The new plan includes a 21-day mandatory wait time to move between tiers and will be updated by the state every Tuesday. A county must meet the metrics of the next tier for two straight weeks before being deemed eligible to move to a more unrestricted tier. Similarly, if a county fails to meet its current criteria for two straight weeks, it will move to a more restricted tier.
As part of being placed in the substantial category, Nevada County restaurants can now open indoor dining at 25% capacity or 100 people, whichever is less, with safety modifications in place. Local bars and breweries that don’t serve food, however, must remain closed.
In Placer County, which is under the tightest restriction tier, restaurants are limited to outdoor dining and take-out. Local salons and barbershops are allowed to reopen with safety modifications in place.
Placer County officials said they expect to have an update on moving to the substantial tier by next week, if trends continue in a positive direction.

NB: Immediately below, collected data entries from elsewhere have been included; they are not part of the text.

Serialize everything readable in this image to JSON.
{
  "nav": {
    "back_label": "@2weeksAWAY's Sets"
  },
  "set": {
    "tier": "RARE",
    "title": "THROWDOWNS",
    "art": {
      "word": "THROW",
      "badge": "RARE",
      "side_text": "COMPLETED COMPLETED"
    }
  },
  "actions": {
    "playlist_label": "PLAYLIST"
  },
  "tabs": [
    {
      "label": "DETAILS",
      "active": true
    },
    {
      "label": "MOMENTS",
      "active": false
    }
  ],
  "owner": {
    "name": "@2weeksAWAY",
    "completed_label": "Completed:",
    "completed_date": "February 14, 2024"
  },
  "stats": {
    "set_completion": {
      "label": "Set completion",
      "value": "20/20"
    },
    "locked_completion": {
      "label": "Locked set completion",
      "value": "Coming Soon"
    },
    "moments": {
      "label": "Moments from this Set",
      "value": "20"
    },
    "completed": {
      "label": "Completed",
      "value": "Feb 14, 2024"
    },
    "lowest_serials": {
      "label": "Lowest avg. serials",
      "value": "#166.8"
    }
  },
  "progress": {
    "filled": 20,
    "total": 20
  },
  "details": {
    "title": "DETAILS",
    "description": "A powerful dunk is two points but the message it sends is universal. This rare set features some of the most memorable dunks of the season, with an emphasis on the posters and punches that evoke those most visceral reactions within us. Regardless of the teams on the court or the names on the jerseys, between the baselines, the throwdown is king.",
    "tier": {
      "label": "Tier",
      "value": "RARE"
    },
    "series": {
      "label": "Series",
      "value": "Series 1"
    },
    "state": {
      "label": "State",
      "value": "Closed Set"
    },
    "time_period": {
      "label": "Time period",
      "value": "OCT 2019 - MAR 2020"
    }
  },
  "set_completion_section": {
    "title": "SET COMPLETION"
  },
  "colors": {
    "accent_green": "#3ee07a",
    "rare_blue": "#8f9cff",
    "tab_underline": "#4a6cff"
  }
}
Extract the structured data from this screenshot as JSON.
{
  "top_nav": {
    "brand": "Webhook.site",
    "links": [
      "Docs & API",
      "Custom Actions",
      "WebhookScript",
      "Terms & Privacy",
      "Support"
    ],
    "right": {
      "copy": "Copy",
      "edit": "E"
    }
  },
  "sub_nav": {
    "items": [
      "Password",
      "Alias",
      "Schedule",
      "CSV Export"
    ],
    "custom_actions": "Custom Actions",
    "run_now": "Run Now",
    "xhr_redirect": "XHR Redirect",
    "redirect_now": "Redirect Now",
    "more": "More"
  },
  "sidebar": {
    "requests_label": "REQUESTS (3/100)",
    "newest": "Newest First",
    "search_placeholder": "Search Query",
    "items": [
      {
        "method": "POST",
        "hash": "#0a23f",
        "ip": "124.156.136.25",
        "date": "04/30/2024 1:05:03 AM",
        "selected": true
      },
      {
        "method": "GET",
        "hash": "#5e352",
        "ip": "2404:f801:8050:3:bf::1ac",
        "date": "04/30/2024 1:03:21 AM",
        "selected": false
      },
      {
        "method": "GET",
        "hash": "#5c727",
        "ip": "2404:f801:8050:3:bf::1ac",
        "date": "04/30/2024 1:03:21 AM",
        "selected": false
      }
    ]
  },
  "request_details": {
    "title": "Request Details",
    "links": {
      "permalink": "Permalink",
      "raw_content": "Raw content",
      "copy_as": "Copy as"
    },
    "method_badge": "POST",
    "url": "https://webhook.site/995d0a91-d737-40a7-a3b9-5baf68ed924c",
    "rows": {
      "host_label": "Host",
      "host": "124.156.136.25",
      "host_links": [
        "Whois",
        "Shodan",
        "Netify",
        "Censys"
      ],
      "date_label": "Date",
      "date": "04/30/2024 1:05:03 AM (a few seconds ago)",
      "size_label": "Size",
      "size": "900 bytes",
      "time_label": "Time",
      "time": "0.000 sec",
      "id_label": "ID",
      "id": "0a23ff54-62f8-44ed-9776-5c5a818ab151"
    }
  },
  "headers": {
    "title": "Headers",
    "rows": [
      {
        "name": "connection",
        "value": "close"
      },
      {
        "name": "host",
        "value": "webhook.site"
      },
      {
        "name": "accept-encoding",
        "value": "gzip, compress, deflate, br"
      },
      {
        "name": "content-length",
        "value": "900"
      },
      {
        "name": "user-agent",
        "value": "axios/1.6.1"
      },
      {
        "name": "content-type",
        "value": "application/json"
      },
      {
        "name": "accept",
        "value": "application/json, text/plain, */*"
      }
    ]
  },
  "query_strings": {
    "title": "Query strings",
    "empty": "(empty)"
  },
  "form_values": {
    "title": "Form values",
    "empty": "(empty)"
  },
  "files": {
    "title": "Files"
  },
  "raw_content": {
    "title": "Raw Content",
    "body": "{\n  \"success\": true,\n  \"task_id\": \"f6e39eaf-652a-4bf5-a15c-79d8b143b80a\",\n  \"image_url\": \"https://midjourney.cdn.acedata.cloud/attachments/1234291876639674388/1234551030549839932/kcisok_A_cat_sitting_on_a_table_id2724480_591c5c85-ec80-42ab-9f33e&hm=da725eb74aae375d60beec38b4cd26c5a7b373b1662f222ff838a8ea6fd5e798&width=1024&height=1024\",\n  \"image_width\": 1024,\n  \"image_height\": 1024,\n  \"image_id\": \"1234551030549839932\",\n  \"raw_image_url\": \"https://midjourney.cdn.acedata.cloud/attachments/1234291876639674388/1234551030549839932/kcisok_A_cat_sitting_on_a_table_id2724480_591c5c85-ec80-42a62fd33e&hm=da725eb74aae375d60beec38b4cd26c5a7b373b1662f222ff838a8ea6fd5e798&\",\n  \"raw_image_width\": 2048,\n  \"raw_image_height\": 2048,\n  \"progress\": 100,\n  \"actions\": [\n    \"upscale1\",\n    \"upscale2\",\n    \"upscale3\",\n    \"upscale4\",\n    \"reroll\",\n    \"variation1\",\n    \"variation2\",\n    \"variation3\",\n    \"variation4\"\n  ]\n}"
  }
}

The move to new criteria, according to county officials, has created further delay in school reopenings — a matter the county is taking up with California Department of Public Health.
Due to the Tahoe Truckee Unified School District being based in Placer County, all local schools in the area — including those in Truckee within Nevada County — are starting the year with distance learning.
“While we were disappointed to have to begin the school year in distance learning, it is our hope that we will be able to safely transition to a hybrid model of instruction by early October,” said Superintendent Chief Learning Officer Carmen Ghysels, in Thursday’s announcement from the district. “Prior to (Newsom’s) Friday announcement, Placer County was on track to be off the county monitoring watch list on (Sept. 1).
“Since this is only a day after the new tiered system went into effect, we got confirmation that we are now officially off the watch list and, as of (Sept. 8), if our number of cases of COVID-19 remain under control, we will be able to move down to ‘Red’ in the tiered system. This would allow for some in-person instruction by the end of September.”
The school district said securing licensed vocational nurses to administer COVID-19 testing for staff and students is the biggest hurdle it faces in moving toward reopening with live learning.